Delta, in fact, helped provide Kincaid with an unforgettable lesson in self-awareness—and a story he often tells in executive coaching sessions and public speaking engagements. A couple of years ago, in advance of a flight from New York to Los Angeles, he got a call from the airline. Delta’s ad agency was gathering focus-group data from Delta BusinessElite travelers. Would Kincaid be willing to be filmed by a camera crew from the time he left work on the Friday afternoon to his arrival that night in L.A.? He agreed on the spot.
He was accompanied by the crew to John F. Kennedy International Airport. He was interviewed about all aspects of the trip: the check-in process, the food, the inflight movies, comfort in business class. As he walked through JFK with a camera crew, heads started to turn. On the plane, passengers kept asking the flight attendants, “What’s going on? Who’s that?” Kincaid recalls feeling—and relishing a little—a sense of self-importance.
That is, until he arrived at the airport in Los Angeles.

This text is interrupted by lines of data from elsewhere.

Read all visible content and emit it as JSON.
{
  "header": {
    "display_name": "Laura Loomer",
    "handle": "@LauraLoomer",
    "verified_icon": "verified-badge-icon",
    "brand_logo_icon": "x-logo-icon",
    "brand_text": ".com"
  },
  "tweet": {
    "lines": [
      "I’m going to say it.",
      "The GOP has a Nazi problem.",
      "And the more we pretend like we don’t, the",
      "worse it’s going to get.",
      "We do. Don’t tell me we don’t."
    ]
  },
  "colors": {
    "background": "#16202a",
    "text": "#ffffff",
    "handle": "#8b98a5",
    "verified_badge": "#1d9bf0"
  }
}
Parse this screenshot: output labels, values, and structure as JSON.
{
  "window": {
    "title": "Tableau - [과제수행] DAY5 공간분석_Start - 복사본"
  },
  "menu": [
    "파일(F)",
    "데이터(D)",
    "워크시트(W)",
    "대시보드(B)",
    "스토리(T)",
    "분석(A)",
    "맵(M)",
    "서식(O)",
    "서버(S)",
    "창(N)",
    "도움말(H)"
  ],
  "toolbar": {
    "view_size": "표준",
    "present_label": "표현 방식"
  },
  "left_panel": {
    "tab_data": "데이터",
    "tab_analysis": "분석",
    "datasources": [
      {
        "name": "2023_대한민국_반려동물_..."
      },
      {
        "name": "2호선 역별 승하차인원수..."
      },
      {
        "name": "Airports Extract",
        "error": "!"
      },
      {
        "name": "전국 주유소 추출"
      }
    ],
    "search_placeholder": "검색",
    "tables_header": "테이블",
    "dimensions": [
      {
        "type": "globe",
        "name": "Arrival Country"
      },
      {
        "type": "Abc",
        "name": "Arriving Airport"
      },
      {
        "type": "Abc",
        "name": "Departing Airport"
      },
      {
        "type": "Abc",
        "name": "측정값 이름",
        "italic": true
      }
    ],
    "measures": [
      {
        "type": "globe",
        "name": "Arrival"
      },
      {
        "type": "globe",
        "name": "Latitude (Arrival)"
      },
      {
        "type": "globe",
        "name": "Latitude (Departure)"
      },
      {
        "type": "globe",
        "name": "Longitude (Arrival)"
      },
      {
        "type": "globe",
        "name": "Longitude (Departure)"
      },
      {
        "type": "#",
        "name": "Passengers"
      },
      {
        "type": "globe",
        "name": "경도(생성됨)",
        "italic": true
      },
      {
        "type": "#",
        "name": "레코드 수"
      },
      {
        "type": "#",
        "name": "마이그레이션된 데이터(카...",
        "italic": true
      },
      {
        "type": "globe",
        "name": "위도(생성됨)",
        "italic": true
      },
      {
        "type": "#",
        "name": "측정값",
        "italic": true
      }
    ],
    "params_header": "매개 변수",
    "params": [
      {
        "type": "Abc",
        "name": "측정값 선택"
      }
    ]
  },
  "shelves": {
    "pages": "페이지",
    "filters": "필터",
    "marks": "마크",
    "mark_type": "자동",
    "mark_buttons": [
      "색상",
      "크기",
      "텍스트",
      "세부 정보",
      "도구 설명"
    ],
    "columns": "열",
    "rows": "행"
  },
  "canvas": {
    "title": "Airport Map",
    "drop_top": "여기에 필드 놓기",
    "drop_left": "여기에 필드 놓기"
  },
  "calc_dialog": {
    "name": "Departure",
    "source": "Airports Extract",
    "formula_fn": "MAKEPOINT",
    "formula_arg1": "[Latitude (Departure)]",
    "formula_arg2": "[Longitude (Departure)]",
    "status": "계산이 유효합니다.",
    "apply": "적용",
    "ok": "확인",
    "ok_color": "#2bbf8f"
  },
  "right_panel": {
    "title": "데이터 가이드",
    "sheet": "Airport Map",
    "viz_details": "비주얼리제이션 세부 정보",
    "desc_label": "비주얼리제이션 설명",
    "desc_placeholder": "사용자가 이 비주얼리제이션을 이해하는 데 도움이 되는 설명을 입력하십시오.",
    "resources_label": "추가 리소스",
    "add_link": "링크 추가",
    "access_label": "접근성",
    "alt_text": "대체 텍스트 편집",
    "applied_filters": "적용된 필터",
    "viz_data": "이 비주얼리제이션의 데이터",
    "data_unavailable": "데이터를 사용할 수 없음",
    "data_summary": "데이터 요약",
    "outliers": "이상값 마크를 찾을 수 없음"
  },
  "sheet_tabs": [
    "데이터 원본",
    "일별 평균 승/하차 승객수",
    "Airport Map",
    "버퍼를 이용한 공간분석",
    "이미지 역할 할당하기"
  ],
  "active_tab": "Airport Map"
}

The camera crew had preceded Kincaid to the gate area. As he was schlepping his bags off the plane, he saw not only the camera crew but also a crowd several deep. “I’d failed to think about what happens when a camera crew sets up in L.A.,” Kincaid recalls. Eyes stared. Voices murmured. And faster than you could say “nobody,” the palpable buzz morphed into a collective groan. “No matter how confidently I walked off that plane, I was not a movie star,” says Kincaid. “I use this story with executives as an example of the difference between how you see yourself and how others see you.”